The first step in buying or building a canopy is to decide what diameter tubing is appropriate for the canopy size you are interested in. The frame diameter is probably the most important factor in any canopy decision. Do Not Be Fooled By Low Prices! Just because you see party tents, canopies or portable garages that are marked at an unbelievably low price does not mean it is a good purchase. A good general guideline for appropriate frame diameter is the following. Canopy frames that have dimensions of 18' W x 20' L or less should have a minimum pipe diameter of 1-3/8" and be made preferably out of galvanized steel. For canopy frames that have dimensions of 20' W x 20' L a minimum pipe diameter of 1-5/8" or more should be required. Pipe Gauge is another important factor when determining the frame size and diameter. Pipe Gauge is the thickness of the pipe wall and is a key element in determining how sturdy the canopy will be. Canopy frames that use pipe with a gauge higher than 18 should be avoided at all times. When dealing with tubing remember that as the number increases the pipe wall thickness decreases. A 24-gauge pipe is much thinner than an 18-gauge pipe. If the pipe wall thickness is too thin there is a greater likelihood that the canopy will collapse the first windstorm you encounter.
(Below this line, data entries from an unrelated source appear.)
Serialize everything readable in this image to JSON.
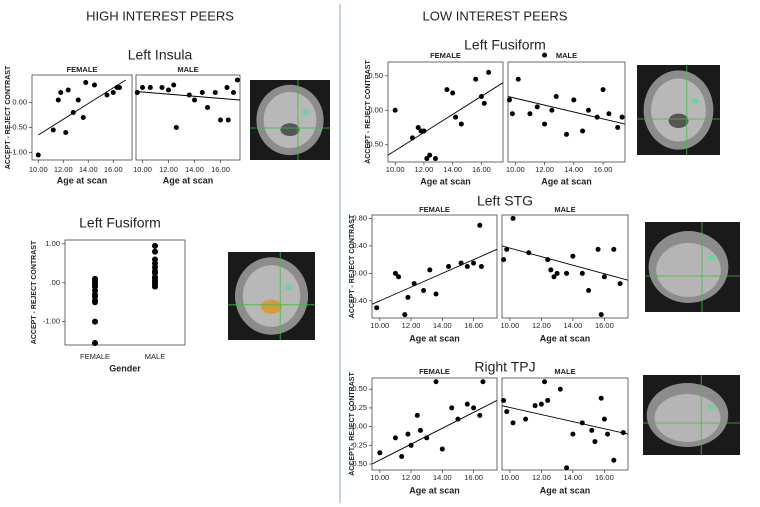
{
  "sections": [
    "HIGH INTEREST PEERS",
    "LOW INTEREST PEERS"
  ],
  "chart_data": [
    {
      "type": "scatter",
      "title": "Left Insula",
      "ylabel": "ACCEPT - REJECT CONTRAST",
      "xlabel": "Age at scan",
      "color": "#000000",
      "xlim": [
        9.5,
        17.5
      ],
      "xticks": [
        {
          "value": 10,
          "label": "10.00"
        },
        {
          "value": 12,
          "label": "12.00"
        },
        {
          "value": 14,
          "label": "14.00"
        },
        {
          "value": 16,
          "label": "16.00"
        }
      ],
      "ylim": [
        -1.15,
        0.55
      ],
      "yticks": [
        {
          "value": -1,
          "label": "-1.00"
        },
        {
          "value": -0.5,
          "label": "-0.50"
        },
        {
          "value": 0,
          "label": "0.00"
        }
      ],
      "panels": [
        {
          "name": "FEMALE",
          "x": [
            10,
            11.2,
            11.6,
            11.8,
            12.2,
            12.4,
            12.8,
            13.2,
            13.6,
            13.8,
            14.5,
            15.5,
            16,
            16.3,
            16.5
          ],
          "y": [
            -1.05,
            -0.55,
            0.05,
            0.2,
            -0.6,
            0.25,
            -0.2,
            0.05,
            -0.3,
            0.4,
            0.35,
            0.15,
            0.2,
            0.3,
            0.3
          ],
          "fit": {
            "x": [
              10,
              17
            ],
            "y": [
              -0.65,
              0.45
            ]
          }
        },
        {
          "name": "MALE",
          "x": [
            9.6,
            10,
            10.6,
            11.5,
            12,
            12.4,
            12.6,
            13.6,
            14,
            14.6,
            15,
            15.6,
            16,
            16.5,
            16.6,
            17,
            17.3
          ],
          "y": [
            0.2,
            0.3,
            0.3,
            0.3,
            0.25,
            0.35,
            -0.5,
            0.15,
            0.05,
            0.2,
            -0.1,
            0.2,
            -0.35,
            0.3,
            -0.35,
            0.2,
            0.45
          ],
          "fit": {
            "x": [
              9.5,
              17.5
            ],
            "y": [
              0.22,
              0.05
            ]
          }
        }
      ]
    },
    {
      "type": "strip",
      "title": "Left Fusiform",
      "ylabel": "ACCEPT - REJECT CONTRAST",
      "xlabel": "Gender",
      "color": "#000000",
      "categories": [
        "FEMALE",
        "MALE"
      ],
      "values": [
        [
          0.1,
          0.05,
          0,
          -0.05,
          -0.1,
          -0.2,
          -0.3,
          -0.35,
          -0.45,
          -0.5,
          -1,
          -1.55
        ],
        [
          0.95,
          0.8,
          0.6,
          0.5,
          0.4,
          0.3,
          0.25,
          0.15,
          0.1,
          0.05,
          0,
          -0.05,
          -0.1
        ]
      ],
      "ylim": [
        -1.6,
        1.1
      ],
      "yticks": [
        {
          "value": -1,
          "label": "-1.00"
        },
        {
          "value": 0,
          "label": ".00"
        },
        {
          "value": 1,
          "label": "1.00"
        }
      ]
    },
    {
      "type": "scatter",
      "title": "Left Fusiform",
      "ylabel": "ACCEPT - REJECT CONTRAST",
      "xlabel": "Age at scan",
      "color": "#000000",
      "xlim": [
        9.5,
        17.5
      ],
      "xticks": [
        {
          "value": 10,
          "label": "10.00"
        },
        {
          "value": 12,
          "label": "12.00"
        },
        {
          "value": 14,
          "label": "14.00"
        },
        {
          "value": 16,
          "label": "16.00"
        }
      ],
      "ylim": [
        -0.75,
        0.7
      ],
      "yticks": [
        {
          "value": -0.5,
          "label": "-0.50"
        },
        {
          "value": 0,
          "label": "0.00"
        },
        {
          "value": 0.5,
          "label": "0.50"
        }
      ],
      "panels": [
        {
          "name": "FEMALE",
          "x": [
            10,
            11.2,
            11.6,
            11.8,
            12,
            12.2,
            12.4,
            12.8,
            13.6,
            14,
            14.2,
            14.6,
            15.6,
            16,
            16.2,
            16.5
          ],
          "y": [
            0,
            -0.4,
            -0.25,
            -0.3,
            -0.3,
            -0.7,
            -0.65,
            -0.7,
            0.3,
            0.25,
            -0.1,
            -0.2,
            0.45,
            0.2,
            0.1,
            0.55
          ],
          "fit": {
            "x": [
              9.5,
              17.5
            ],
            "y": [
              -0.65,
              0.4
            ]
          }
        },
        {
          "name": "MALE",
          "x": [
            9.6,
            9.8,
            10.2,
            11,
            11.5,
            12,
            12,
            12.5,
            12.8,
            13.5,
            14,
            14.6,
            15,
            15.6,
            16,
            16.4,
            17,
            17.3
          ],
          "y": [
            0.15,
            -0.05,
            0.45,
            -0.05,
            0.05,
            0.8,
            -0.2,
            0,
            0.2,
            -0.35,
            0.15,
            -0.3,
            0,
            -0.1,
            0.3,
            -0.05,
            -0.25,
            -0.1
          ],
          "fit": {
            "x": [
              9.5,
              17.5
            ],
            "y": [
              0.2,
              -0.2
            ]
          }
        }
      ]
    },
    {
      "type": "scatter",
      "title": "Left STG",
      "ylabel": "ACCEPT - REJECT CONTRAST",
      "xlabel": "Age at scan",
      "color": "#000000",
      "xlim": [
        9.5,
        17.5
      ],
      "xticks": [
        {
          "value": 10,
          "label": "10.00"
        },
        {
          "value": 12,
          "label": "12.00"
        },
        {
          "value": 14,
          "label": "14.00"
        },
        {
          "value": 16,
          "label": "16.00"
        }
      ],
      "ylim": [
        -0.65,
        0.85
      ],
      "yticks": [
        {
          "value": -0.4,
          "label": "-0.40"
        },
        {
          "value": 0,
          "label": "0.00"
        },
        {
          "value": 0.4,
          "label": "0.40"
        },
        {
          "value": 0.8,
          "label": "0.80"
        }
      ],
      "panels": [
        {
          "name": "FEMALE",
          "x": [
            9.8,
            11,
            11.2,
            11.6,
            11.8,
            12.2,
            12.8,
            13.2,
            13.6,
            14.4,
            15.2,
            15.6,
            16,
            16.4,
            16.5
          ],
          "y": [
            -0.5,
            0,
            -0.05,
            -0.6,
            -0.35,
            -0.15,
            -0.25,
            0.05,
            -0.3,
            0.1,
            0.15,
            0.1,
            0.15,
            0.7,
            0.1
          ],
          "fit": {
            "x": [
              9.5,
              17.5
            ],
            "y": [
              -0.45,
              0.35
            ]
          }
        },
        {
          "name": "MALE",
          "x": [
            9.6,
            9.8,
            10.2,
            11.2,
            12.4,
            12.6,
            12.8,
            13,
            13.6,
            14,
            14.6,
            15,
            15.6,
            15.8,
            16,
            16.6,
            17
          ],
          "y": [
            0.2,
            0.35,
            0.8,
            0.3,
            0.2,
            0.05,
            -0.05,
            0,
            0,
            0.25,
            0,
            -0.25,
            0.35,
            -0.6,
            -0.05,
            0.35,
            -0.15
          ],
          "fit": {
            "x": [
              9.5,
              17.5
            ],
            "y": [
              0.4,
              -0.1
            ]
          }
        }
      ]
    },
    {
      "type": "scatter",
      "title": "Right TPJ",
      "ylabel": "ACCEPT - REJECT CONTRAST",
      "xlabel": "Age at scan",
      "color": "#000000",
      "xlim": [
        9.5,
        17.5
      ],
      "xticks": [
        {
          "value": 10,
          "label": "10.00"
        },
        {
          "value": 12,
          "label": "12.00"
        },
        {
          "value": 14,
          "label": "14.00"
        },
        {
          "value": 16,
          "label": "16.00"
        }
      ],
      "ylim": [
        -0.58,
        0.65
      ],
      "yticks": [
        {
          "value": -0.5,
          "label": "-0.50"
        },
        {
          "value": -0.25,
          "label": "-0.25"
        },
        {
          "value": 0,
          "label": "0.00"
        },
        {
          "value": 0.25,
          "label": "0.25"
        },
        {
          "value": 0.5,
          "label": "0.50"
        }
      ],
      "panels": [
        {
          "name": "FEMALE",
          "x": [
            10,
            11,
            11.4,
            11.8,
            12,
            12.4,
            12.6,
            13,
            13.6,
            14,
            14.6,
            15,
            15.6,
            16,
            16.4,
            16.6
          ],
          "y": [
            -0.35,
            -0.15,
            -0.4,
            -0.1,
            -0.25,
            0.15,
            -0.05,
            -0.15,
            0.6,
            -0.3,
            0.25,
            0.1,
            0.3,
            0.25,
            0.15,
            0.6
          ],
          "fit": {
            "x": [
              9.5,
              17.5
            ],
            "y": [
              -0.5,
              0.35
            ]
          }
        },
        {
          "name": "MALE",
          "x": [
            9.6,
            9.8,
            10.2,
            11,
            11.6,
            12,
            12.2,
            12.4,
            13.2,
            13.6,
            14,
            14.6,
            15.2,
            15.4,
            15.8,
            16,
            16.2,
            16.6,
            17.2
          ],
          "y": [
            0.35,
            0.2,
            0.05,
            0.1,
            0.28,
            0.3,
            0.6,
            0.35,
            0.5,
            -0.55,
            -0.1,
            0.05,
            -0.05,
            -0.2,
            0.38,
            0.1,
            -0.1,
            -0.45,
            -0.08
          ],
          "fit": {
            "x": [
              9.5,
              17.5
            ],
            "y": [
              0.28,
              -0.1
            ]
          }
        }
      ]
    }
  ]
}
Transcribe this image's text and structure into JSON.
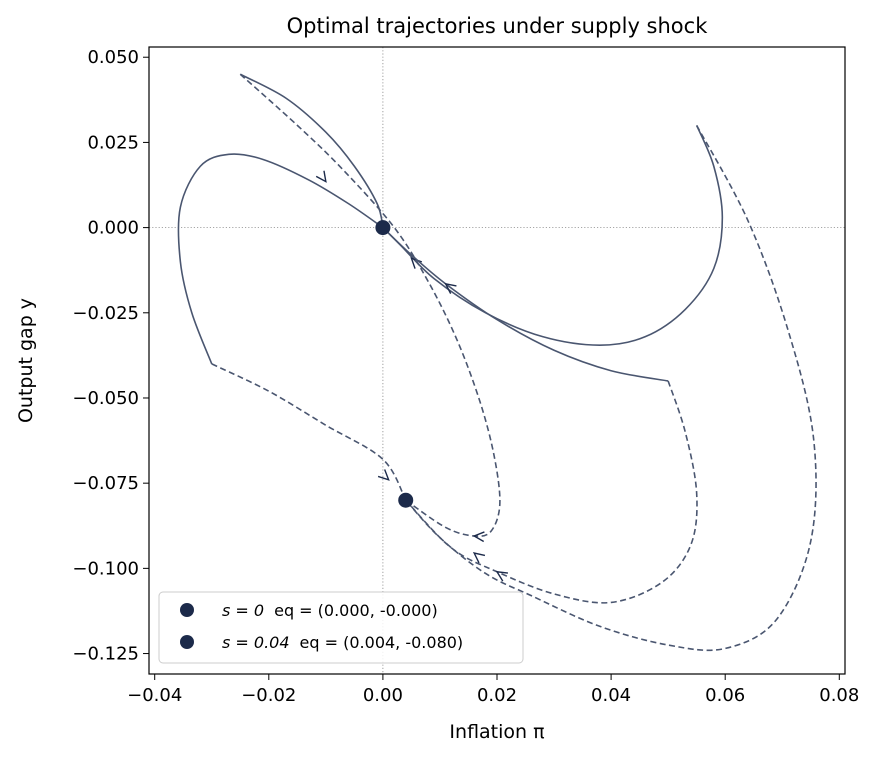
{
  "chart_data": {
    "type": "line",
    "title": "Optimal trajectories under supply shock",
    "xlabel": "Inflation π",
    "ylabel": "Output gap y",
    "xlim": [
      -0.041,
      0.081
    ],
    "ylim": [
      -0.131,
      0.053
    ],
    "xticks": [
      "−0.04",
      "−0.02",
      "0.00",
      "0.02",
      "0.04",
      "0.06",
      "0.08"
    ],
    "yticks": [
      "0.050",
      "0.025",
      "0.000",
      "−0.025",
      "−0.050",
      "−0.075",
      "−0.100",
      "−0.125"
    ],
    "grid": false,
    "reference_lines": {
      "x": 0.0,
      "y": 0.0,
      "style": "dotted"
    },
    "line_color": "#4a5670",
    "marker_color": "#1c2a4a",
    "legend_position": "lower-left",
    "legend": [
      {
        "label_prefix": "s = 0",
        "label_suffix": "eq = (0.000, -0.000)"
      },
      {
        "label_prefix": "s = 0.04",
        "label_suffix": "eq = (0.004, -0.080)"
      }
    ],
    "equilibria": [
      {
        "s": 0,
        "x": 0.0,
        "y": 0.0
      },
      {
        "s": 0.04,
        "x": 0.004,
        "y": -0.08
      }
    ],
    "series": [
      {
        "s": 0,
        "style": "solid",
        "points": [
          [
            -0.025,
            0.045
          ],
          [
            -0.017,
            0.038
          ],
          [
            -0.01,
            0.028
          ],
          [
            -0.005,
            0.018
          ],
          [
            -0.001,
            0.007
          ],
          [
            0.0,
            0.0
          ]
        ],
        "arrow_at": [
          -0.01,
          0.0135
        ]
      },
      {
        "s": 0,
        "style": "solid",
        "points": [
          [
            0.0,
            0.0
          ],
          [
            -0.006,
            0.007
          ],
          [
            -0.013,
            0.014
          ],
          [
            -0.021,
            0.02
          ],
          [
            -0.027,
            0.0215
          ],
          [
            -0.032,
            0.018
          ],
          [
            -0.0355,
            0.006
          ],
          [
            -0.0355,
            -0.01
          ],
          [
            -0.0335,
            -0.025
          ],
          [
            -0.03,
            -0.04
          ]
        ]
      },
      {
        "s": 0,
        "style": "solid",
        "points": [
          [
            0.055,
            0.03
          ],
          [
            0.058,
            0.018
          ],
          [
            0.0595,
            0.003
          ],
          [
            0.058,
            -0.012
          ],
          [
            0.053,
            -0.024
          ],
          [
            0.046,
            -0.032
          ],
          [
            0.038,
            -0.0345
          ],
          [
            0.028,
            -0.032
          ],
          [
            0.018,
            -0.025
          ],
          [
            0.009,
            -0.015
          ],
          [
            0.003,
            -0.005
          ],
          [
            0.0,
            0.0
          ]
        ],
        "arrow_at": [
          0.005,
          -0.009
        ]
      },
      {
        "s": 0,
        "style": "solid",
        "points": [
          [
            0.05,
            -0.045
          ],
          [
            0.04,
            -0.042
          ],
          [
            0.03,
            -0.036
          ],
          [
            0.02,
            -0.027
          ],
          [
            0.011,
            -0.0165
          ],
          [
            0.005,
            -0.008
          ],
          [
            0.0,
            0.0
          ]
        ],
        "arrow_at": [
          0.011,
          -0.0165
        ]
      },
      {
        "s": 0.04,
        "style": "dashed",
        "points": [
          [
            -0.025,
            0.045
          ],
          [
            -0.015,
            0.03
          ],
          [
            -0.007,
            0.017
          ],
          [
            0.002,
            0.0
          ],
          [
            0.008,
            -0.016
          ],
          [
            0.013,
            -0.033
          ],
          [
            0.017,
            -0.051
          ],
          [
            0.0195,
            -0.067
          ],
          [
            0.0205,
            -0.081
          ],
          [
            0.019,
            -0.089
          ],
          [
            0.016,
            -0.0905
          ],
          [
            0.011,
            -0.088
          ],
          [
            0.004,
            -0.08
          ]
        ],
        "arrow_at": [
          0.016,
          -0.0905
        ]
      },
      {
        "s": 0.04,
        "style": "dashed",
        "points": [
          [
            -0.03,
            -0.04
          ],
          [
            -0.02,
            -0.048
          ],
          [
            -0.01,
            -0.058
          ],
          [
            0.0,
            -0.068
          ],
          [
            0.004,
            -0.08
          ]
        ],
        "arrow_at": [
          0.001,
          -0.074
        ]
      },
      {
        "s": 0.04,
        "style": "dashed",
        "points": [
          [
            0.05,
            -0.045
          ],
          [
            0.053,
            -0.06
          ],
          [
            0.055,
            -0.078
          ],
          [
            0.054,
            -0.093
          ],
          [
            0.049,
            -0.104
          ],
          [
            0.04,
            -0.11
          ],
          [
            0.03,
            -0.1075
          ],
          [
            0.02,
            -0.101
          ],
          [
            0.012,
            -0.094
          ],
          [
            0.004,
            -0.08
          ]
        ],
        "arrow_at": [
          0.016,
          -0.0955
        ]
      },
      {
        "s": 0.04,
        "style": "dashed",
        "points": [
          [
            0.055,
            0.03
          ],
          [
            0.064,
            0.002
          ],
          [
            0.071,
            -0.03
          ],
          [
            0.0755,
            -0.062
          ],
          [
            0.075,
            -0.092
          ],
          [
            0.069,
            -0.115
          ],
          [
            0.06,
            -0.1235
          ],
          [
            0.05,
            -0.1225
          ],
          [
            0.038,
            -0.117
          ],
          [
            0.026,
            -0.108
          ],
          [
            0.018,
            -0.1015
          ],
          [
            0.01,
            -0.091
          ],
          [
            0.004,
            -0.08
          ]
        ],
        "arrow_at": [
          0.02,
          -0.101
        ]
      }
    ]
  }
}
The second step in buying or building a canopy is to decide on the desired angle. The three main styles of canopies on the market today include the Flat Roof, the Low Peak and the High Peak. The most common of the three is the High Peak angle or A-Frame. The Flat Roof canopy features a 90-degree angle and is good for short-term shade protection or one day events such as flea markets. The Flat Roof canopy is not the best choice if you are looking for long-term coverage or all season protection. Although the Flat Roof canopy is highly functional, the flat top shape is not ideal for rain or snow. Since there is no angle to the roof, rain and snow can build up on the surface and cause collapse. For regions with fair weather and non-existent snowfall, the Low Peak style is a nice choice. The Low Peak canopy features a 110-degree angle and is considered a shallow pitch. The slight angle provides some shape for rain to run off but is still better suited for environments without severe, year round weather. However, the Low Peak canopy is ideal for neighborhoods that do not allow objects to show above the fence line. The High Peak angle is the most popular style for canopies and features a high angle 120-degree pitch. The High Pitch design is ideal for the shedding of snow and water. The steep angle prevents snow and water from building up on the canopy frame. The result is a sturdy all weather canopy frame that will last season after season.